You know, I honestly don't know why people are saying that they're disappointed. For me, this is the first iPhone since the original that gave me a real 'Wow, the future has just arrived' moment. For the original phone it was the Minority Report UI. This time around it's the Star Trek computer that talks to you. When Apple start running TV ads showing off Siri, the average consumer is going to love it.
How many people ever tried using the Voice Control in the iPhone 4? Siri is one of those features (awesome technological achievement notwithstanding) that's great to demo but largely irrelevant (or even unknown) to most users. It's this generation's Carousel view.
How many people have tried using Siri? Until it's actually in our hands and put to the test in real world situations, it's hard for anyone to make any claims about how well it works.
It could be reliable, useful and effective; it could be sometimes useful given the right environments and inputs; it could be a complete flop.

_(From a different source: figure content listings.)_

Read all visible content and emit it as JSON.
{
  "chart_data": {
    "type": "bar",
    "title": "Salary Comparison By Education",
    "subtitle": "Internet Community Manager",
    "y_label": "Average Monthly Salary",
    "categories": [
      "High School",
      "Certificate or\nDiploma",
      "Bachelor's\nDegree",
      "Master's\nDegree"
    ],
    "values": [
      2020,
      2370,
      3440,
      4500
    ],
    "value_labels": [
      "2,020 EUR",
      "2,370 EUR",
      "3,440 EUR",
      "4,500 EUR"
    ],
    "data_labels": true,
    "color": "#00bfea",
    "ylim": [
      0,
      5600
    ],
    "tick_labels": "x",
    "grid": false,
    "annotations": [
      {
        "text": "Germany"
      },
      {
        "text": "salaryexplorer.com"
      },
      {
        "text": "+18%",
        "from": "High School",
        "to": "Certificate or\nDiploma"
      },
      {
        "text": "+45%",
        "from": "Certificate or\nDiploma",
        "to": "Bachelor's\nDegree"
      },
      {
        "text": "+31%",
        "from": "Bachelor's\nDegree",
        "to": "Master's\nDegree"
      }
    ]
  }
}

No one outside of Apple knows right now.
This is different though. Plenty of people have used Siri. The new version adds a few Apple app based intents, but we have been able to use what was essentially a beta of Siri for years. And the parent comment is right. In its current state, this is Facetime 2. Good demo, fun to play with, but ultimately inconsequential for the majority of people.
But when Siri was in app form, much (perhaps most) of the benefit that it has now wasn't possible.

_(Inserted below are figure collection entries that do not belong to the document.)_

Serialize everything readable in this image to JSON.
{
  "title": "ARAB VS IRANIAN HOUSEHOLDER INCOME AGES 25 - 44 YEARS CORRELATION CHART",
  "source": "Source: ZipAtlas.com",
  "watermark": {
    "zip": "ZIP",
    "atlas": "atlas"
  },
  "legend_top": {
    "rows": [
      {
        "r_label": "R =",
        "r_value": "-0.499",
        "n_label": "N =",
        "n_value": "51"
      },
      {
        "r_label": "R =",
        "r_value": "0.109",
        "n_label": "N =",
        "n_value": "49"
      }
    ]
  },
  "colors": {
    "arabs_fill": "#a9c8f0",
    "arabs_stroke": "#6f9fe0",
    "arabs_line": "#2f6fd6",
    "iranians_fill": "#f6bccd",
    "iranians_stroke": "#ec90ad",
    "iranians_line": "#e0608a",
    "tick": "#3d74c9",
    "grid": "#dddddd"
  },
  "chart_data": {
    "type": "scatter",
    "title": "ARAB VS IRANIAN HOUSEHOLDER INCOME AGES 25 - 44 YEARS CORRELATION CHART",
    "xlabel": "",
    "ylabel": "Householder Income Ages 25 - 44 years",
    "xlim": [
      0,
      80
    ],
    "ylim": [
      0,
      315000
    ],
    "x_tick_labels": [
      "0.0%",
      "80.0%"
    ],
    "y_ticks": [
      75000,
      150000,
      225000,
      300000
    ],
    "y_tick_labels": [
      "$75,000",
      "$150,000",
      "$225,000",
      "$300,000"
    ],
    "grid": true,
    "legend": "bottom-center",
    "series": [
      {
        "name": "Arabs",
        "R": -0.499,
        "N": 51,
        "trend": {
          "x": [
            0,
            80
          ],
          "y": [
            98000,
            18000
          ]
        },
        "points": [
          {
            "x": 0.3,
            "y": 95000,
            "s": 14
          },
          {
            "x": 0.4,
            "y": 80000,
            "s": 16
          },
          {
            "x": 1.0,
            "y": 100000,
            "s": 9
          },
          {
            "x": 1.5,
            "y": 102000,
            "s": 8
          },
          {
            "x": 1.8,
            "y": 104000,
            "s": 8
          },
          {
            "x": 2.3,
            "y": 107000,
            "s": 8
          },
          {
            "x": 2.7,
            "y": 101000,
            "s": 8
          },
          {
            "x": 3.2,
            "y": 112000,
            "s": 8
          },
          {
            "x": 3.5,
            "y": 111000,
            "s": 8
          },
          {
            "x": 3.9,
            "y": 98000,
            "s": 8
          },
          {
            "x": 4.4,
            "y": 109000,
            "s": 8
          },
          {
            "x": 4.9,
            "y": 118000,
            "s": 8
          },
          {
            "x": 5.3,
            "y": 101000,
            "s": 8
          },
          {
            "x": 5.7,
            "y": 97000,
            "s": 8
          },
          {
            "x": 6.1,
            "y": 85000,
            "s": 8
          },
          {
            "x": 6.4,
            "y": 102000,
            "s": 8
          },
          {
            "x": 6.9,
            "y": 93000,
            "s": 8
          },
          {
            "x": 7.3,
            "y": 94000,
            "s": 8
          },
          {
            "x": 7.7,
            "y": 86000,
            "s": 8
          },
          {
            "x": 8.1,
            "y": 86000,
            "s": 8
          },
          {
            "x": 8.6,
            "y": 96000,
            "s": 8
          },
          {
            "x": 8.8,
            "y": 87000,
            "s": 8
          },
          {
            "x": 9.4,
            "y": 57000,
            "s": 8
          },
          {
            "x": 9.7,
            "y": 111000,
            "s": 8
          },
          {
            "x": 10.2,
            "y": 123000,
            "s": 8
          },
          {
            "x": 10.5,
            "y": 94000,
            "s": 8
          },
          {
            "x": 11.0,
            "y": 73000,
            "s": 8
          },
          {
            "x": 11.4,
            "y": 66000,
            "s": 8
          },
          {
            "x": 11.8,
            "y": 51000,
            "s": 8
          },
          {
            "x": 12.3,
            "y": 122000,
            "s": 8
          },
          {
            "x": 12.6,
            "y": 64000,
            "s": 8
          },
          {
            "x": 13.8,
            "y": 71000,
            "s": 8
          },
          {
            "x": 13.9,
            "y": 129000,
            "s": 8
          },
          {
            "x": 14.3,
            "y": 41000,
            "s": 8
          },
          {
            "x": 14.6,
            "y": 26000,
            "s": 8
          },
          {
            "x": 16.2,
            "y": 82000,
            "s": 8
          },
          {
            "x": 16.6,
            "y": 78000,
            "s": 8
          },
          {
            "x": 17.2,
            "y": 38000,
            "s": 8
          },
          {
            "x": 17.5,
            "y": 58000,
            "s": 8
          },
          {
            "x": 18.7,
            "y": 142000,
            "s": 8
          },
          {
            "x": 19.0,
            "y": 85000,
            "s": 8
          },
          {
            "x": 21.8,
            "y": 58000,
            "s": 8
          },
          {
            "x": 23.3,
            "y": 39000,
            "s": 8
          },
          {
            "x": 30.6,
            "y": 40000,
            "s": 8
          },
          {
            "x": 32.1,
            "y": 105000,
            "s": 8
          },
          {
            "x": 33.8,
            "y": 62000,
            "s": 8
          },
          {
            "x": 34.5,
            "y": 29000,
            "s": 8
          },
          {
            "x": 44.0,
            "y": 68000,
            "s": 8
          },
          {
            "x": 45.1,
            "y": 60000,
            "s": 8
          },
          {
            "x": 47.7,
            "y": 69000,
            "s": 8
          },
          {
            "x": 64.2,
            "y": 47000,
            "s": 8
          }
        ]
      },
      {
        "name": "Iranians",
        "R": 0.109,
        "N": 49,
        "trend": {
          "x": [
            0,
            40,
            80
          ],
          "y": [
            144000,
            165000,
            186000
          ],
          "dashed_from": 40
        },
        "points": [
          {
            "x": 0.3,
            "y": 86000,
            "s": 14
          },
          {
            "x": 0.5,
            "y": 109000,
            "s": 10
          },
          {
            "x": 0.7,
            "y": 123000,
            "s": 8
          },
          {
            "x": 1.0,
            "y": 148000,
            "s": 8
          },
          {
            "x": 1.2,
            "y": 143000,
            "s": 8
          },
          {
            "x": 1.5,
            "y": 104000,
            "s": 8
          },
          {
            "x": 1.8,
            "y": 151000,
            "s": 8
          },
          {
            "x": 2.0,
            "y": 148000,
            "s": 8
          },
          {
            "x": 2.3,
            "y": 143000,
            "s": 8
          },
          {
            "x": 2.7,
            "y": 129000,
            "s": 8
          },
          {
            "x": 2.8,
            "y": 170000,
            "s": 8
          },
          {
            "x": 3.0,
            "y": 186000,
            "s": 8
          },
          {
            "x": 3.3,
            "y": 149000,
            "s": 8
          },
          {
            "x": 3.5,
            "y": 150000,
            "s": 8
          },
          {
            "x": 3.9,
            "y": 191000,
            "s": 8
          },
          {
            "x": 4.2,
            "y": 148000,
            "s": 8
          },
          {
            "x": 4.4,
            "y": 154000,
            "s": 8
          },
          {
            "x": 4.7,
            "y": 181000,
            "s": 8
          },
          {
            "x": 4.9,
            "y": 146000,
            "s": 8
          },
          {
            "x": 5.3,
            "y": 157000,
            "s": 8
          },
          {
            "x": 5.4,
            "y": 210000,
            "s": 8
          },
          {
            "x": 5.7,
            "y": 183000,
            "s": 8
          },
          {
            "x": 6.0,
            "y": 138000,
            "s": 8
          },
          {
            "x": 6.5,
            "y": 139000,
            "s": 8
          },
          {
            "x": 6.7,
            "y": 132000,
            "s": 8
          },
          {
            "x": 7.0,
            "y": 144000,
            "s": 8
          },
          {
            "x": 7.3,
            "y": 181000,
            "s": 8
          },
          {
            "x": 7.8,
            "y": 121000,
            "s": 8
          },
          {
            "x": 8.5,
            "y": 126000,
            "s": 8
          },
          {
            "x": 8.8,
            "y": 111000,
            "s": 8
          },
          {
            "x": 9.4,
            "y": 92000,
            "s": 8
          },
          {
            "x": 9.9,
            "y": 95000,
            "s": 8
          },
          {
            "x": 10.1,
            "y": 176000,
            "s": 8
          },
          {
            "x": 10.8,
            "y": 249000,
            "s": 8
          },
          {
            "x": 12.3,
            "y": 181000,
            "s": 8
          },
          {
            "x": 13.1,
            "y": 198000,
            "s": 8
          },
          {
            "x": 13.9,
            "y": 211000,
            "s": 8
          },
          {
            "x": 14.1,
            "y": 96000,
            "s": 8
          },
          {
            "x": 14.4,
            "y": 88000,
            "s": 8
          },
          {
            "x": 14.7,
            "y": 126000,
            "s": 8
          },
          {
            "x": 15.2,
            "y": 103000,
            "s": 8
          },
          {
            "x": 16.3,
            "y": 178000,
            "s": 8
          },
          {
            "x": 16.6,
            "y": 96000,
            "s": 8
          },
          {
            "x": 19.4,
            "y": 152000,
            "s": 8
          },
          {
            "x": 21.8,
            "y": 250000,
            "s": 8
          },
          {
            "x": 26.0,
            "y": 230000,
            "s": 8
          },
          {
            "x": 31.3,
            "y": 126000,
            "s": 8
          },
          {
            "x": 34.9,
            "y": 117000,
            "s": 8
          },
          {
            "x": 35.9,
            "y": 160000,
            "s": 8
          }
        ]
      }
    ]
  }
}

Not only could app-Siri not do some of the things that people will most often do with iOS-Siri ("wake me up at 7 o'clock", "remind me to call my girlfriend when I get home", "note that I need to buy lettuce"), but you had to unlock your phone and navigate to the app icon before you could even do those things that you could do with it. If you're already using a touch/visual interface to do things, it's cognitively easier to just stick with touches to finish the job. If the interface is entirely spoken/audible, there are a whole other set of things that start to make sense to use voice for.

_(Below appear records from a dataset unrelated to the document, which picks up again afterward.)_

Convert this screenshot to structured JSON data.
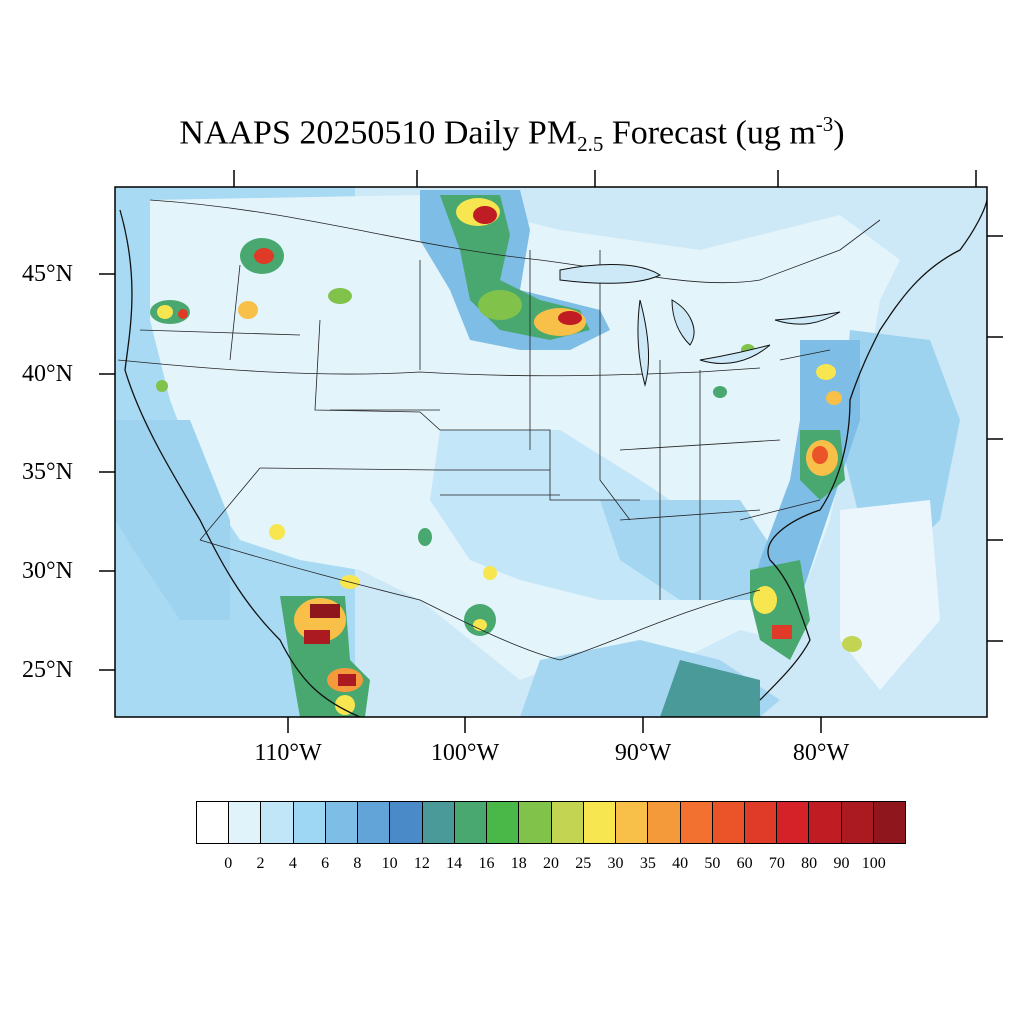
{
  "title": {
    "prefix": "NAAPS 20250510 Daily PM",
    "subscript": "2.5",
    "middle": " Forecast (ug m",
    "superscript": "-3",
    "suffix": ")"
  },
  "map": {
    "lat_labels": [
      "45°N",
      "40°N",
      "35°N",
      "30°N",
      "25°N"
    ],
    "lon_labels": [
      "110°W",
      "100°W",
      "90°W",
      "80°W"
    ],
    "background_color": "#dff2fb",
    "land_color": "#e6f5fc"
  },
  "colorbar": {
    "colors": [
      "#ffffff",
      "#e0f3fb",
      "#c0e6f8",
      "#9ed7f3",
      "#7ebde6",
      "#62a4d7",
      "#4a8ac8",
      "#4a9a9a",
      "#48a870",
      "#4ab848",
      "#80c24a",
      "#c2d452",
      "#f7e650",
      "#f8c048",
      "#f59a3a",
      "#f27030",
      "#ea5428",
      "#e03a28",
      "#d42228",
      "#c01c24",
      "#aa1a20",
      "#8e161c"
    ],
    "labels": [
      "0",
      "2",
      "4",
      "6",
      "8",
      "10",
      "12",
      "14",
      "16",
      "18",
      "20",
      "25",
      "30",
      "35",
      "40",
      "50",
      "60",
      "70",
      "80",
      "90",
      "100"
    ]
  }
}
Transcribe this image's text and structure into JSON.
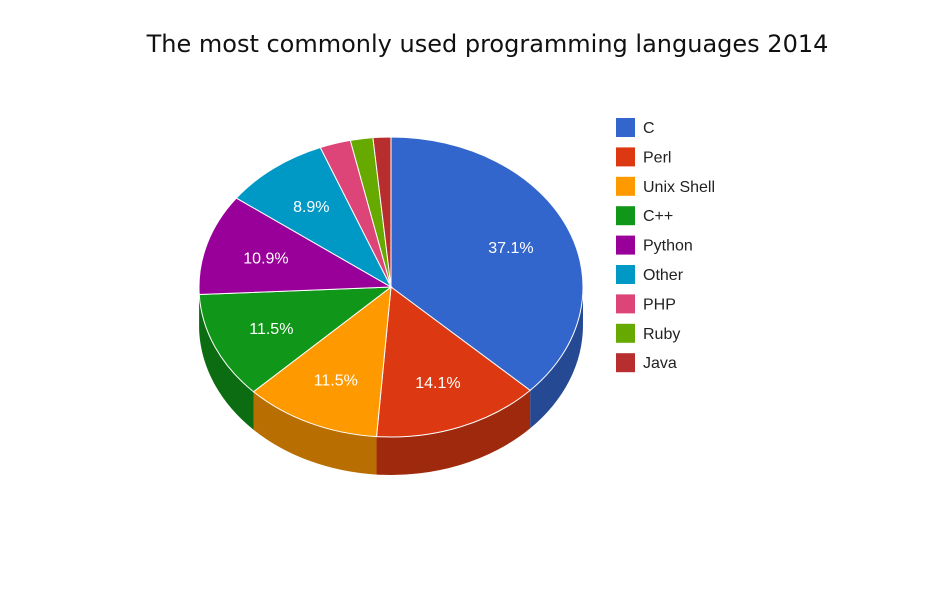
{
  "chart_data": {
    "type": "pie",
    "title": "The most commonly used programming languages 2014",
    "legend_position": "right",
    "three_d": true,
    "slices": [
      {
        "name": "C",
        "value": 37.1,
        "label": "37.1%",
        "color": "#3366cc"
      },
      {
        "name": "Perl",
        "value": 14.1,
        "label": "14.1%",
        "color": "#dc3912"
      },
      {
        "name": "Unix Shell",
        "value": 11.5,
        "label": "11.5%",
        "color": "#ff9900"
      },
      {
        "name": "C++",
        "value": 11.5,
        "label": "11.5%",
        "color": "#109618"
      },
      {
        "name": "Python",
        "value": 10.9,
        "label": "10.9%",
        "color": "#990099"
      },
      {
        "name": "Other",
        "value": 8.9,
        "label": "8.9%",
        "color": "#0099c6"
      },
      {
        "name": "PHP",
        "value": 2.6,
        "label": "",
        "color": "#dd4477"
      },
      {
        "name": "Ruby",
        "value": 1.9,
        "label": "",
        "color": "#66aa00"
      },
      {
        "name": "Java",
        "value": 1.5,
        "label": "",
        "color": "#b82e2e"
      }
    ]
  }
}
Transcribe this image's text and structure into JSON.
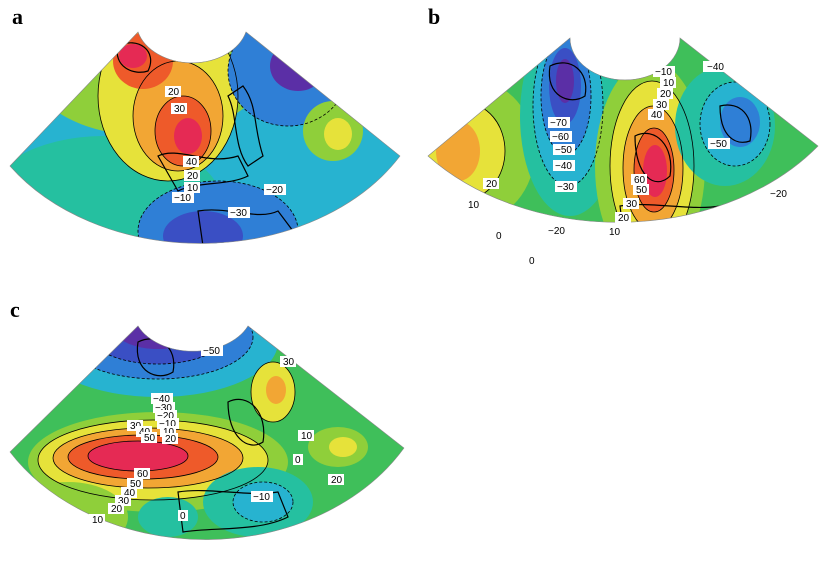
{
  "figure": {
    "panels": [
      {
        "id": "a",
        "letter": "a",
        "contour_labels": [
          "20",
          "30",
          "40",
          "20",
          "10",
          "−10",
          "−20",
          "−30"
        ]
      },
      {
        "id": "b",
        "letter": "b",
        "contour_labels": [
          "−10",
          "−40",
          "−70",
          "−60",
          "−50",
          "−40",
          "−30",
          "−20",
          "−50",
          "20",
          "10",
          "0",
          "0",
          "10",
          "20",
          "30",
          "40",
          "60",
          "50",
          "30",
          "20",
          "10",
          "−20"
        ]
      },
      {
        "id": "c",
        "letter": "c",
        "contour_labels": [
          "−50",
          "30",
          "−40",
          "−30",
          "−20",
          "−10",
          "10",
          "20",
          "30",
          "40",
          "50",
          "60",
          "50",
          "40",
          "30",
          "20",
          "10",
          "0",
          "10",
          "20",
          "0",
          "−10"
        ]
      }
    ],
    "colorscale": [
      "#5b2fa6",
      "#3a4fc4",
      "#2f7fd6",
      "#27b3d0",
      "#25c0a0",
      "#3fbf5a",
      "#8fcf3a",
      "#e6e23a",
      "#f2a634",
      "#ee5a2a",
      "#e52a54",
      "#d41a8a"
    ]
  }
}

- Voice Over often just outright failed. The accuracy for speech interpretation was good, but not great.
- The tasks that it could actually do were simplistic (pause! play! call Bob! next track!) and often it was more work to turn on Voice Over and talk, and easier to just touch the device and be done with it.
- Voice Over had a very limited verb database that you had to learn. It wasn't so much natural language recognition as simply using voice to input a (very) limited set of commands.
Siri is (ostensibly) not subject to any of the above limitations, so if it works as advertised it really will be completely different from Voice Over.
My point wasn't that Siri wasn't any good (or even that Voice Control was bad — it worked when I needed it) but that users neither know not care about it. In fact, the only users who knew about it probably discovered it accidentally by holding the home button down!
As you say, time will tell whether it's a hit. I'm betting not.
I use voice control on my iPod touch when I'm driving with it hooked up to my stereo. That's the killer use case for voice control as far as I'm concerned.
It works about half the time.
"Play Machine Gun Fellatio"
*"BING! Playing songs by Marvin Gaye"
"ehhh, good enough"
It works slightly better if I put on a fake American accent.
Not that I necessarily agree, but I think his point is that they have overlapping use cases and that people aren't avoiding Voice Control because it sucks, they're not using it because they don't have a huge need to.
I missed that possibility, thanks for alerting me to it.
I still think that it's too early to dismiss it because of what we've seen with Voice Control, but I agree that there's definitely the possibility that the idea won't catch on. I suppose everything depends on the implementation and whether it can be made seamless enough and useful enough that ordinary people use it.
Thank you! I'm glad someone understood the point I was making.
For all the majority of iPhone 4 users know, Siri could have been in their device all along the they either didn't know or didn't care.
Let's think this through. The use cases for Siri are when a) you can't use the keyboard and b) it a situation where you can talk freely. It sounds awesome for when you're driving. Or if you have a disability. Or... No, I think I'm out of potentially useful situations. And to be honest, Voice Control worked pretty well for me on the one occasion I needed it.